この季節になると狼ウオに会いたくなる。小樽にある水族館に行くのは、決まって冬の始まりだった。なぜなのかはよくわからない。雪が積もると水族館には行きたくならない。熱い夏もダメだ。
さて、おたる水族館に行って狼ウオと対面すると、もうすることがない。たまに気合を入れてトドの餌やりに挑戦してみたりもするが、百々の世界は序列制度が厳しいようで、全ての餌を大きなトドが独占してしまうのが、なんとも腹立たしい。わざと小柄なトドに向けて餌を放り投げても、大きなトドが押しのけて取り上げてしまったりする。狼ウオで癒された心が、またささくれ立つ。これではなんのために水族館に来たのか訳がわからなくなる。

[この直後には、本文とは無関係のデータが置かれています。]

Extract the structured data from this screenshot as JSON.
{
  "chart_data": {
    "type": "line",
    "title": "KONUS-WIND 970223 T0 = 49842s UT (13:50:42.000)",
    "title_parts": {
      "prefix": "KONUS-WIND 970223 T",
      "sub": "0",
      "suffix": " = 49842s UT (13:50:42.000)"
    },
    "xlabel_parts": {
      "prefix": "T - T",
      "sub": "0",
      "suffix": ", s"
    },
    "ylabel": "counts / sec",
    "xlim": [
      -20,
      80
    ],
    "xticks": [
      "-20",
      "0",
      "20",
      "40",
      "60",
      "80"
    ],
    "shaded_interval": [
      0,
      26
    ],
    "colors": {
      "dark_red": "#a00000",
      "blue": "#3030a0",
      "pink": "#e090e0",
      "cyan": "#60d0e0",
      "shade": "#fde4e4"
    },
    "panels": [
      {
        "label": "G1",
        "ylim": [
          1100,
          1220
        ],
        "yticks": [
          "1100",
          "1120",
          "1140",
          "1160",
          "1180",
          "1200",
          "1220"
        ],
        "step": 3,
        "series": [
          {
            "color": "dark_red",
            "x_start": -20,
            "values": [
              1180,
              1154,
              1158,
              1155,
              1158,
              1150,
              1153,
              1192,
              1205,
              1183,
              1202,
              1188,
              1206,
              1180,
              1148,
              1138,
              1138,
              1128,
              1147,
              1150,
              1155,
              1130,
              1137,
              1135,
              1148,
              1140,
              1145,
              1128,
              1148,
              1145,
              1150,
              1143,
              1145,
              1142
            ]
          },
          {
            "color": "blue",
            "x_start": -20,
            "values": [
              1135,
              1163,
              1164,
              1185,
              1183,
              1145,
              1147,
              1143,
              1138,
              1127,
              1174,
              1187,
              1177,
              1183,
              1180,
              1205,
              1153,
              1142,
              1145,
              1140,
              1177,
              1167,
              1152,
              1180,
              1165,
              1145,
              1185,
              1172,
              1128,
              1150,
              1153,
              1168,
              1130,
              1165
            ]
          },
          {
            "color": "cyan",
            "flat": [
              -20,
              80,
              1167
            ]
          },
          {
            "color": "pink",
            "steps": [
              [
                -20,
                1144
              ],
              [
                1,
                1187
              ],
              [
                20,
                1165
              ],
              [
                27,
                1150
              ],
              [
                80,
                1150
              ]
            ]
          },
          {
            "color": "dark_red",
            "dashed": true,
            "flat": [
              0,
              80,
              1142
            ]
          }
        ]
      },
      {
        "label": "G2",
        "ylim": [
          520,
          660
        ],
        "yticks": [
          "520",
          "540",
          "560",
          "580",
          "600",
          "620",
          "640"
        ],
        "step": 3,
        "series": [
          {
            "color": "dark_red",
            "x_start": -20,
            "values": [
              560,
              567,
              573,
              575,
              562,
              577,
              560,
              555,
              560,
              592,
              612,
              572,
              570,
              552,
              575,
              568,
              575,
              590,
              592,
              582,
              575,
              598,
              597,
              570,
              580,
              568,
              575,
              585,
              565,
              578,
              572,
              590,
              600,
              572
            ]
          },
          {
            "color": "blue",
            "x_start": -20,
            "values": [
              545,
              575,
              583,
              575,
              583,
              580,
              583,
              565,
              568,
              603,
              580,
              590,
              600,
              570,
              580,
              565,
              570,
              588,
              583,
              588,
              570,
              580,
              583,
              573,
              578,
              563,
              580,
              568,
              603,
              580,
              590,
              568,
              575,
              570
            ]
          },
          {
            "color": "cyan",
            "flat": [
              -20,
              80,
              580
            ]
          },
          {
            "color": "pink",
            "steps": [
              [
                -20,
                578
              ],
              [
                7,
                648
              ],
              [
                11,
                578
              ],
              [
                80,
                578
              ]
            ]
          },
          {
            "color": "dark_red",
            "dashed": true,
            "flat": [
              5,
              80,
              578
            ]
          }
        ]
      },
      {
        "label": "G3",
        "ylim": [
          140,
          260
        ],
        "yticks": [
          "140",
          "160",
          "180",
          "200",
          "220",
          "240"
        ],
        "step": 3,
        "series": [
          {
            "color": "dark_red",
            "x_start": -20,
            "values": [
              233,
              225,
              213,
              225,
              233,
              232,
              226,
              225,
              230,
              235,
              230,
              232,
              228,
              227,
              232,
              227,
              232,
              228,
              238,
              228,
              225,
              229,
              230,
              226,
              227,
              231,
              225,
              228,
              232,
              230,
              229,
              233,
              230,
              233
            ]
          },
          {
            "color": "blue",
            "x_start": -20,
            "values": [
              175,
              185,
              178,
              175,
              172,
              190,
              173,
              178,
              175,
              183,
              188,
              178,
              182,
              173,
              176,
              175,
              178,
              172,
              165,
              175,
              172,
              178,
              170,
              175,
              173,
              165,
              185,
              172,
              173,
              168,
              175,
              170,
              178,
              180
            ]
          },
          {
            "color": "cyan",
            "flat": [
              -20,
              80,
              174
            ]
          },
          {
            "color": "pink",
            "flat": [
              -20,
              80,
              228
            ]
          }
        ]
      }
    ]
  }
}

なので、大抵は開店仕立てのレストランに行き、ビールと天ぷらそばみたいな大人の休日メニューを楽しむのだが、興が乗ると亀のオムライスを頼む。どうもこれはキッズメニューであるはずなのだが、大人が注文して問題はない。亀の形をしたチキンライスにカレーとエビフライとポテト、ケチャアプをドバッとかけてしまえば実に素晴らしいブランチのつまみだ。
全国のあちこちでオムライスは食べ続けてきたが、やはり好みの点ではおたる水族館のものが最高であると思う。これに続くとしたら、秩父にあるパリー食堂のゴージャスなオムライスが。おたる水族館、今月中になんとか行かねばなるまい、狼ウオとオムライスに会いに行くのだ。